The project, for which Shanghai Electric Group is the contractor, is the fourth phase of the solar thermal and PV power plant developed by Dubai Electricity and Water Authority in Mohammed bin Rashid Al Maktoum (MBR) Solar Park. Connection of the facility to the grid marks the completion of a key goal in Shanghai Electric's globalization roadmap. Built on the world-leading tower and leveraging trough solar thermal power generation technologies, the project overcomes the limitation that conventional PV power stations cannot generate electricity at night, making it a demonstration model for the Chinese government's Belt and Road initiative and efforts to achieve global carbon neutrality.

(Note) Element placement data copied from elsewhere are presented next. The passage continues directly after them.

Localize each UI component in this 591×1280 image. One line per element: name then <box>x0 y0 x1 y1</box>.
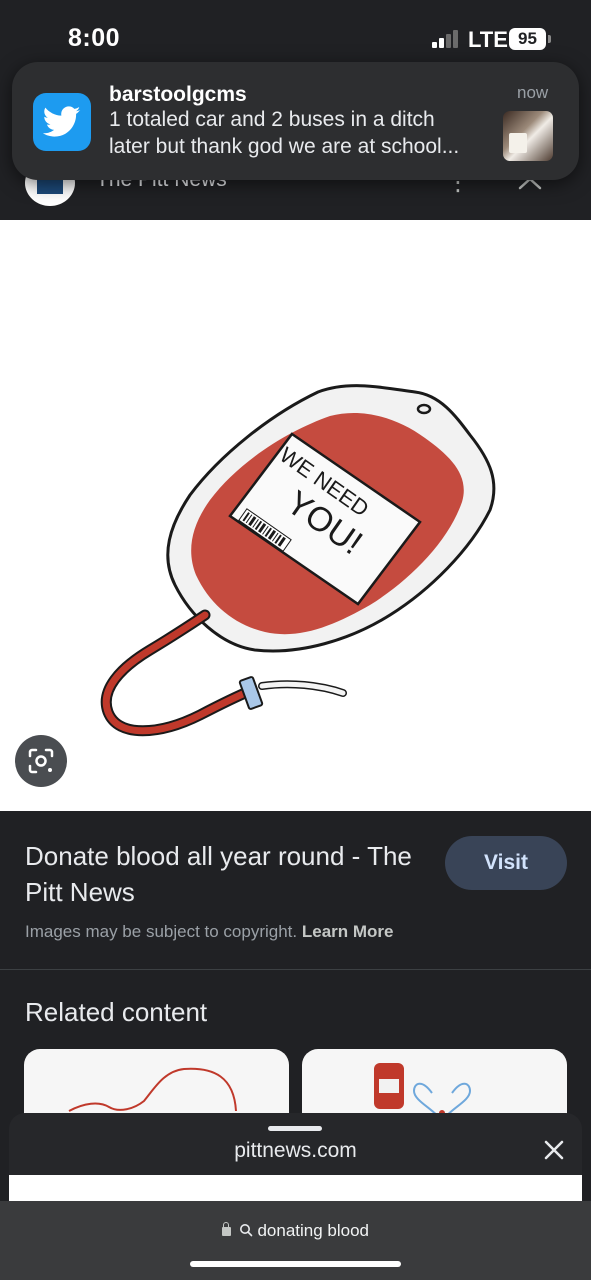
notification-body-line-1: 1 totaled car and 2 buses in a ditch <box>109 108 435 131</box>
learn-more-link[interactable]: Learn More <box>302 922 394 941</box>
notification-thumbnail <box>503 111 553 161</box>
copyright-notice: Images may be subject to copyright. Lear… <box>25 922 394 942</box>
address-query: donating blood <box>257 1221 369 1240</box>
notification-title: barstoolgcms <box>109 83 247 106</box>
notification-time: now <box>517 83 549 102</box>
signal-bars-icon <box>432 30 462 48</box>
battery-icon: 95 <box>509 28 546 50</box>
home-indicator[interactable] <box>190 1261 401 1267</box>
drag-handle[interactable] <box>268 1126 322 1131</box>
twitter-bird-icon <box>33 93 91 151</box>
blood-bag-illustration: WE NEED YOU! <box>100 384 496 737</box>
site-preview-sheet[interactable]: pittnews.com <box>9 1113 582 1203</box>
related-heading: Related content <box>25 997 208 1027</box>
search-icon <box>239 1224 253 1237</box>
lens-icon <box>28 748 54 774</box>
visit-button[interactable]: Visit <box>445 836 567 890</box>
sheet-page-preview <box>9 1175 582 1203</box>
close-x-icon[interactable] <box>539 1135 569 1165</box>
divider <box>0 969 591 970</box>
copyright-text: Images may be subject to copyright. <box>25 922 298 941</box>
status-time: 8:00 <box>68 24 121 52</box>
result-image[interactable]: WE NEED YOU! <box>0 220 591 811</box>
notification-body-line-2: later but thank god we are at school... <box>109 135 460 158</box>
battery-tip <box>548 35 551 43</box>
push-notification[interactable]: barstoolgcms now 1 totaled car and 2 bus… <box>12 62 579 180</box>
address-query-container[interactable]: donating blood <box>0 1221 591 1241</box>
lock-icon <box>221 1222 231 1236</box>
result-title[interactable]: Donate blood all year round - The Pitt N… <box>25 838 425 910</box>
lens-search-button[interactable] <box>15 735 67 787</box>
network-label: LTE <box>468 27 508 52</box>
sheet-domain: pittnews.com <box>234 1139 357 1162</box>
address-bar[interactable]: donating blood <box>0 1201 591 1280</box>
status-bar: 8:00 LTE 95 <box>0 0 591 62</box>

The 250MW PV modules are dispersed in unused locations to maximize site use, while the 700MW solar thermal facility consists of three 200MW trough units and a 100MW tower unit. It is the largest standalone solar PV project in the world, with an area of 44 square kilometers (approx. 17 sq. miles), the equivalent of just over 6,000 standard soccer fields or 100 Tiananmen Squares. The project utilizes roughly 560,000 tons of molten salt and 70,000 heliostats each measuring roughly 25 square meters. The earthwork required for site leveling in the desert amounted to some 40 million cubic meters, which is equal in volume to 41 'Water Cubes' (the well-known aquatics center at the Olympic Green in Beijing) or to the amount of sand and gravel used to construct two of the artificial islands supporting the Hong Kong-Zhuhai-Macau Bridge. The facility, which rises to a height of 262 meters (approx. 860 feet), is the tallest tower solar thermal project in the world. Additionally, it provides the world's biggest commercially operating slot opening technology with an opening distance of 8.2 meters. Operation of the facility replaces the burning of 2 million tons of standard coal annually. All of these factors combine to make it the largest solar thermal project in the world in terms of installed capacity, investment size, and molten salt reserve heat.
Its location in the middle of the desert, where daytime temperatures can soar to close to 50°C (122°F), combined with the impact of the pandemic, among other factors, led to the project encountering several difficulties during construction, including rising costs across-the-board (of which costs for raw materials witnessed the steepest increases), delays in shipping, supply chain challenges to the fabrication of equipment and a severe staffing shortage. By adopting creative solutions and being meticulous in advance preparation, the project department overcame several technical issues to achieve this milestone.
The energy stored in the trough units and the tower unit, once all units are operational, can generate power continuously for a maximum of 13.5 hours at night and 15 hours during periods of inclement weather. When the entire project is completed, it will bring Dubai significantly closer to achieving its 2050 Clean Energy goal of supplying clean power to 320,000 local families and reducing carbon emissions by 1.6 million tons annually.